Rep. Mark Meadows (R-N.C.), who negotiated the amendment on behalf of the Freedom Caucus, rejected the CBO’s claim that the bill could destabilize the market for sicker people.
“I don’t know how you can get anymore unstable then what we are right now. A lot of states are down to one carrier. I’m not sure how you can get less stable that than. I guess we go to negative-one providers in a state?” he said.
Much of the debate between Republicans and Democrats has been over whether ObamaCare is currently “collapsing.” The CBO found that the market under the current law will be “stable in most areas,” and that while premiums have been rising, most people are protected by government subsidies under the law.
Another thorny political issue for Senate Republicans is how to lower premiums.
Premiums for healthy people would be lower under the House bill, but with a wide variation, the CBO found.
Overall, premiums would increase for two years before they decreased — by 20 percent in 2018 and 5 percent in 2019. After 2020, premium costs would depend on which states get waivers and how much funding they get from the proposal’s Patient and State Stability Fund.

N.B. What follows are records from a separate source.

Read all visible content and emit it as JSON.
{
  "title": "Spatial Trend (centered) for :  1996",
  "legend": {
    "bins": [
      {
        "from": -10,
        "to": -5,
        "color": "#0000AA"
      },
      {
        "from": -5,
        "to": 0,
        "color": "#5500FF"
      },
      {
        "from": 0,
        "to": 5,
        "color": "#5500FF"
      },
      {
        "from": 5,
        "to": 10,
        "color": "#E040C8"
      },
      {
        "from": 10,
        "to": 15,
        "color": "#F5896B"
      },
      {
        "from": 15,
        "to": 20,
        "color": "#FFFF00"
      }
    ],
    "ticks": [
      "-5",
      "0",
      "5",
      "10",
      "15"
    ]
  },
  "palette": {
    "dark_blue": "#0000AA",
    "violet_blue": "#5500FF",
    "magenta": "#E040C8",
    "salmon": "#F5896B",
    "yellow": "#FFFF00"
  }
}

Many GOP lawmakers had already expressed concern about price spikes for older people under the bill. In the updated version, the price increases would also be dramatic in states that got waivers from the ObamaCare rules.
Premiums could rise as much as 800 percent for a 64-year-old making $26,500, the CBO found — from $1,700 to $13,600.
Rep. Fred Upton (R-Mich.) led a last-minute effort to add $8 billion to the bill to reduce premiums in states that waived ObamaCare rules. But the CBO found that money would not be enough.
The funding “would not be sufficient to substantially reduce the large increases in premiums for high-cost enrollees,” the analysis said.
The measure would still have a large cut to Medicaid, estimated at $834 billion over 10 years. The CBO estimates that cut would lead to 14 million fewer people being covered under the program.
The bill would cut taxes by an estimated $992 billion. Most of those tax cuts would go to higher earners.
Overall, the bill repeals the core parts of ObamaCare, including its subsidies, mandates, taxes and Medicaid expansion, and puts in place a new system with a new tax credit to help people buy coverage. That tax credit would provide less help on average than financial assistance under ObamaCare, however.